Scientific classification
- Kingdom: Plantae
- Clade: Tracheophytes
- Clade: Angiosperms
- Clade: Eudicots
- Clade: Rosids
- Order: Fabales
- Family: Fabaceae
- Subfamily: Caesalpinioideae
- Clade: Mimosoid clade
- Genus: Acacia
- Species: A. pachycarpa
- Binomial name: Acacia pachycarpa Benth.

= Acacia pachycarpa =

- Genus: Acacia
- Species: pachycarpa
- Authority: Benth.

Species of legume

Acacia pachycarpa is a tree or shrub belonging to the genus Acacia and the subgenus Juliflorae that is endemic to central and western parts of northern Australia.

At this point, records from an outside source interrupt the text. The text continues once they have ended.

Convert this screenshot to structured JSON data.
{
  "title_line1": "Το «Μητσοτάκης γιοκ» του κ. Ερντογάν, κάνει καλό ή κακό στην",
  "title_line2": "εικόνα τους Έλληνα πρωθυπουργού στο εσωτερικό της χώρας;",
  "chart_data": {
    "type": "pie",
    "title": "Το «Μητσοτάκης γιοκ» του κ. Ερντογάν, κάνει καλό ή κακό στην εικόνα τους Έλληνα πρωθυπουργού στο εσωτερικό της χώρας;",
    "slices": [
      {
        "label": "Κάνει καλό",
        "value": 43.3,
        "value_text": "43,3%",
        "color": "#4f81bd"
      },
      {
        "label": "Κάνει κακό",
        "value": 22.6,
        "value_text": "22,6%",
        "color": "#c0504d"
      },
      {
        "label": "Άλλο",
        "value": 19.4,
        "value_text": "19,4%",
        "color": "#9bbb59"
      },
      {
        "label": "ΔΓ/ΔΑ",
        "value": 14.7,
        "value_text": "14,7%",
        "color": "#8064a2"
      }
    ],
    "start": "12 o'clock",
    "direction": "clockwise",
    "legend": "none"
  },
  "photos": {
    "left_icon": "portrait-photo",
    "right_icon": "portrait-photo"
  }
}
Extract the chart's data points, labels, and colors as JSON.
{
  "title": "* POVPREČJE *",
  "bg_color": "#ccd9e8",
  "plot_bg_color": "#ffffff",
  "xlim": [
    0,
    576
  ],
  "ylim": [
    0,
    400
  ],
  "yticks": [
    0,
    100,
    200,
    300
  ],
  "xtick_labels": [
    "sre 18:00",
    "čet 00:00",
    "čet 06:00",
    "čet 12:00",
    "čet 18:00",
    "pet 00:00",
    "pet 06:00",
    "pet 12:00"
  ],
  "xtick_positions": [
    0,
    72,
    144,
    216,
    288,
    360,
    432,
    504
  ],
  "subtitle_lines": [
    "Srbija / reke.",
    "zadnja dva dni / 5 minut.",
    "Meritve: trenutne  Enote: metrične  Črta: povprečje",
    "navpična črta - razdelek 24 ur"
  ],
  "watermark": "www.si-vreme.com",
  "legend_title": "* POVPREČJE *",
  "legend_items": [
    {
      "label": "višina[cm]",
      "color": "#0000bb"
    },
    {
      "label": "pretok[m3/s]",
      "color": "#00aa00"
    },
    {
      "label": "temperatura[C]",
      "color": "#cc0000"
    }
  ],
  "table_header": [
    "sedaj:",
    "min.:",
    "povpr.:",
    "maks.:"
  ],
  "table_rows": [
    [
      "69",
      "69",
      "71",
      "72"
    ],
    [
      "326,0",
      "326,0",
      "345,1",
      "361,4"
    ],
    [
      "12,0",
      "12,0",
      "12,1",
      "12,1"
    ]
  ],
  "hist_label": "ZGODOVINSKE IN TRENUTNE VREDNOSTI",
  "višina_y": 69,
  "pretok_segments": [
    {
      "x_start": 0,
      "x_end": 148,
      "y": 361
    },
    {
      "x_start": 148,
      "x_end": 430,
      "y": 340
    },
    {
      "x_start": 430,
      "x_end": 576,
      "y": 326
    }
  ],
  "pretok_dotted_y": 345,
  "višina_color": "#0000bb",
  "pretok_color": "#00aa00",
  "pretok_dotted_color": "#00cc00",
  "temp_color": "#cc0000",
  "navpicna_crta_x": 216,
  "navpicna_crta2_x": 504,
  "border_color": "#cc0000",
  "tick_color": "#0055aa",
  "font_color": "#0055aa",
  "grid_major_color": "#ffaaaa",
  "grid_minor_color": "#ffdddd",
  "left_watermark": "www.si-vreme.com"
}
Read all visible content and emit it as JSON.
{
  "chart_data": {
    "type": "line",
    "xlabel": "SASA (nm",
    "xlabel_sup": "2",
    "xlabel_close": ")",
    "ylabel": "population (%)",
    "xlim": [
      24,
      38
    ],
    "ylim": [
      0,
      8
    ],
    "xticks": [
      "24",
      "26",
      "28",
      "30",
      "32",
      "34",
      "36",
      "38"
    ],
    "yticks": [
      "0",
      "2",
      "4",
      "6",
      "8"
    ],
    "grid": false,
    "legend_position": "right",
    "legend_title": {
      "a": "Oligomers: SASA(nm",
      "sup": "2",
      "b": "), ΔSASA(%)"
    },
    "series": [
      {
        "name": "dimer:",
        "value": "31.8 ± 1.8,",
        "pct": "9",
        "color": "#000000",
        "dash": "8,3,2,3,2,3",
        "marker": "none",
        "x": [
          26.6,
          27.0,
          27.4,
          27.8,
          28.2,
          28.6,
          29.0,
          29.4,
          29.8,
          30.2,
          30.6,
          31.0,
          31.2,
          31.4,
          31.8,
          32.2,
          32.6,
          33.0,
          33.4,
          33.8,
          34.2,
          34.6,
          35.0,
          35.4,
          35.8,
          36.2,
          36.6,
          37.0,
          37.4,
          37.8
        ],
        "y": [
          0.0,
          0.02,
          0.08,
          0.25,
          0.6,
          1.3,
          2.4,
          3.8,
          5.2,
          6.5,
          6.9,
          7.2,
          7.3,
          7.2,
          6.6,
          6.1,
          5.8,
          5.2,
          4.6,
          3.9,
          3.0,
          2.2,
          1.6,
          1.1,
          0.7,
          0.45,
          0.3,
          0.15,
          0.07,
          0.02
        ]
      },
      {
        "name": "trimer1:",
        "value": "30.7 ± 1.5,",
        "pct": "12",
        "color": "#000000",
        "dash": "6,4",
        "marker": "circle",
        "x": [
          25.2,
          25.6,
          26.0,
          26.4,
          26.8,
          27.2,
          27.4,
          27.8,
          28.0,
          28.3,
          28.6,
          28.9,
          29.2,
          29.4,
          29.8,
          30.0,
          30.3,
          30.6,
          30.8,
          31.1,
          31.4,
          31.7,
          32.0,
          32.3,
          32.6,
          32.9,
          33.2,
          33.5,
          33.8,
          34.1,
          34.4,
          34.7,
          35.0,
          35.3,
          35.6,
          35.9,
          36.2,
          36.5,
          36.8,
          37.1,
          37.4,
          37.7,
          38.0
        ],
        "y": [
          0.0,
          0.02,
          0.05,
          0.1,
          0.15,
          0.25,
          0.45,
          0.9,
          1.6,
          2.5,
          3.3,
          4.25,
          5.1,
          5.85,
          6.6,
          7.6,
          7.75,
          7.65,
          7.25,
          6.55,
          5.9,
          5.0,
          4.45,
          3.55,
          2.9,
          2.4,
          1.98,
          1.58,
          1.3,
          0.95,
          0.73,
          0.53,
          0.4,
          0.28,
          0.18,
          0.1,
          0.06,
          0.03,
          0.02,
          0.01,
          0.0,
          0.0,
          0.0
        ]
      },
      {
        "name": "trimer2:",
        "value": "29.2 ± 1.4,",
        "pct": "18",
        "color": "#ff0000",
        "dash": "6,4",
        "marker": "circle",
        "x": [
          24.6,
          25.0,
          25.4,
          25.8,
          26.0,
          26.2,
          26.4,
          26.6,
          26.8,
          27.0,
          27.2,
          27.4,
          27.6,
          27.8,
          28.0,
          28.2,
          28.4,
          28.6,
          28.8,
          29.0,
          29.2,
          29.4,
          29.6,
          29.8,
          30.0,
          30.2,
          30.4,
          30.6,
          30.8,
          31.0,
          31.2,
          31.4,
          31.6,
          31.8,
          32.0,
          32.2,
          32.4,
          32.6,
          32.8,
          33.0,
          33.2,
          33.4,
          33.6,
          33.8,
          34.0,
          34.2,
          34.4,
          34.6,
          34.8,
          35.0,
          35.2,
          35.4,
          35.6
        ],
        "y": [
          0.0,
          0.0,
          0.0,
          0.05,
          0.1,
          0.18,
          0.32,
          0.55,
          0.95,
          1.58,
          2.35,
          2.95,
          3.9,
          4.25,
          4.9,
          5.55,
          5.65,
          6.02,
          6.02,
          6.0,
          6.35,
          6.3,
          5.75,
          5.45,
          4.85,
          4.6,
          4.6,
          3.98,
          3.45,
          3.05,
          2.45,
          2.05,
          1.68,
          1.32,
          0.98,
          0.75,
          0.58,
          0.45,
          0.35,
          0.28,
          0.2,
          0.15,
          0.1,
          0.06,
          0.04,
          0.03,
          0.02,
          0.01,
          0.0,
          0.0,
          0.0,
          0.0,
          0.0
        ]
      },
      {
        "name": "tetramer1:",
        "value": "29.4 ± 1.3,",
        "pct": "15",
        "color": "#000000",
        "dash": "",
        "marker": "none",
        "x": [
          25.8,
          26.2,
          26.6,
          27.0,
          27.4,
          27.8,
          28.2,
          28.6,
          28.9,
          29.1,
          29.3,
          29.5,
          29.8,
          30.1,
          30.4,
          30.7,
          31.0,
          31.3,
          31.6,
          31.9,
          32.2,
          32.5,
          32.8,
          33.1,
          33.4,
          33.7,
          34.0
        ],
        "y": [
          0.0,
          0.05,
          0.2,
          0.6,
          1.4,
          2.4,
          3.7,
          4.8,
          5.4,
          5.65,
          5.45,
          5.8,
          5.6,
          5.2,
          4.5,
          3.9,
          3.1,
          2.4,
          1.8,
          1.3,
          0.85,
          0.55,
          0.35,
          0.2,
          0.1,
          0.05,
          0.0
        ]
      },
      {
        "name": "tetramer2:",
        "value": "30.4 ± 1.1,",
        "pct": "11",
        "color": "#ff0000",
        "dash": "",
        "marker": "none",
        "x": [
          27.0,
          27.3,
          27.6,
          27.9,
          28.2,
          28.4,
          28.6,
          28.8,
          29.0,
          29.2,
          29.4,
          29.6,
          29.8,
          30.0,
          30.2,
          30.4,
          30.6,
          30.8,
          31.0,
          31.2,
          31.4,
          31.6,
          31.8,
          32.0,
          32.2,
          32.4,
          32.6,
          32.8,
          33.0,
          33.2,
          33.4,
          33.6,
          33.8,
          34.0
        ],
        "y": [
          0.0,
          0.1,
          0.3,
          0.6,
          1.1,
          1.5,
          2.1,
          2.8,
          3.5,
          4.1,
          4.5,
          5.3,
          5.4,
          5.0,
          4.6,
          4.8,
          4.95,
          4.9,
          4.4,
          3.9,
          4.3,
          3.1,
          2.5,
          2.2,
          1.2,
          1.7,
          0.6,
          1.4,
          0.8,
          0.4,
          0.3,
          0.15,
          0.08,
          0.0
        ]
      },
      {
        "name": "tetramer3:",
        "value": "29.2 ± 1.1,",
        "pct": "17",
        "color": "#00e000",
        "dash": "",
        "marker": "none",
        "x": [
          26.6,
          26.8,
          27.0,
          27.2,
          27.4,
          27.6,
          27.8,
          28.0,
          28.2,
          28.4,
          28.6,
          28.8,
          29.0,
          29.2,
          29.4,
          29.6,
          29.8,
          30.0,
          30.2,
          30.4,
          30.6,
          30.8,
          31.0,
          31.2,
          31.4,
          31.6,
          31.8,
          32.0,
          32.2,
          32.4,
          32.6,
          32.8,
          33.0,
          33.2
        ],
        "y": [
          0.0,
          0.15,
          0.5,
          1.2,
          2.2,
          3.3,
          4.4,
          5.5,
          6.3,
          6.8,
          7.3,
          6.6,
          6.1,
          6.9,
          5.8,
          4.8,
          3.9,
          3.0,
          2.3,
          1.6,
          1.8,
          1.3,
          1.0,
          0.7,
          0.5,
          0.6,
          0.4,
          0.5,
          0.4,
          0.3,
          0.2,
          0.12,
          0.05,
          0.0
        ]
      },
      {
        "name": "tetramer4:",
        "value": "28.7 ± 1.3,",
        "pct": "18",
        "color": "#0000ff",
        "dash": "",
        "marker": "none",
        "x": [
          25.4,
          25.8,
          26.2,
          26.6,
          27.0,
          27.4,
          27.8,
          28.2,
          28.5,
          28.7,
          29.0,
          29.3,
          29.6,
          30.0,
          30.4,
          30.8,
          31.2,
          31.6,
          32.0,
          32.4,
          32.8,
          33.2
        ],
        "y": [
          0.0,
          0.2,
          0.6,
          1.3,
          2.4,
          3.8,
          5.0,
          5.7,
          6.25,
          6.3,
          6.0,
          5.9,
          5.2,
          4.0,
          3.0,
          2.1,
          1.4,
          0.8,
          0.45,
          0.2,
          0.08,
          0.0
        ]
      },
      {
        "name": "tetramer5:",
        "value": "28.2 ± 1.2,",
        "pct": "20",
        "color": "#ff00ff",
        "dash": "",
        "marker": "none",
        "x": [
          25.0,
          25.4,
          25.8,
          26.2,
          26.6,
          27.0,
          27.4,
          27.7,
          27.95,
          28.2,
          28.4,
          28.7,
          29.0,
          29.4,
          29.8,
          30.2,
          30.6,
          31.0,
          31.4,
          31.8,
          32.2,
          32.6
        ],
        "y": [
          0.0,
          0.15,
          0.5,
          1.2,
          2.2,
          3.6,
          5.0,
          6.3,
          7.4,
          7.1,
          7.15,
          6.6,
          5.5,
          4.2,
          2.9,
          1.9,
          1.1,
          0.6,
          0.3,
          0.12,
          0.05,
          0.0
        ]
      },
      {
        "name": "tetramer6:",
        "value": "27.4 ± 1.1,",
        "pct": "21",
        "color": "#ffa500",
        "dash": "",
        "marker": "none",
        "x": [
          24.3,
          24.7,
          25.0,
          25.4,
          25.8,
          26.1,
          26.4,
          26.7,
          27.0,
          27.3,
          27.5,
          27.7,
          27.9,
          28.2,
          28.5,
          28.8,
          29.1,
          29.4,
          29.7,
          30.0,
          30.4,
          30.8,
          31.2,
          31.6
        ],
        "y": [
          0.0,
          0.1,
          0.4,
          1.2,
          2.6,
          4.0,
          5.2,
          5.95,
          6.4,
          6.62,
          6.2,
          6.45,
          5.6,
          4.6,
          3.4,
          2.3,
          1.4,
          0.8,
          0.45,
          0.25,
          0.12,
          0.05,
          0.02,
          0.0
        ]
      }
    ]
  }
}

The Walmajarri people of the Paruku IPA in the Kimberley call this wattle Parrayari.

==Description==
The weeping tree or tall bushy shrub typically grows to a height of 2 to 6 m. with the ultimate branchlets and phyllodes have a pendulous habit. It can have a single or many stems and can form a large crowns when growing in favourable conditions. It has hard dark grey coloured bark that is furrowed on main stems but becomes smooth and light grey on the upper branches. It has brittle, glabrous and grey coloured branches. Like most species of Acacia it has phyllodes rather than true leaves. The evergreen, broadly linear to narrowly elliptic phyllodess have a length of 13 to 34 cm and a width of 6 to 20 mm. The thinly coriaceous phyllodes resemble a strap and are straight to curved and glabrous with one to five widely spaced main longitudinal nerves with many indistinct minor nerves. It flowers from May to June producing cream-white flowers.

==Distribution==
It is native to Pilbara and Kimberley regions of Western Australia with the range extending into western parts of the top end and central parts of the Northern Territory. It has a scattered distribution with the bulk of the population situated in the Tanami Desert straddling the border between Western Australian and the Northern Territory. Disjunct populations are found near Onslow from Yanrey Station to Minderoo Station and around Telfer. It is often found in cracking clay pans and in clay depressions along drainage lines but also in sandy alluvium type soils in minor watercourses and in clay or sandy loam soils.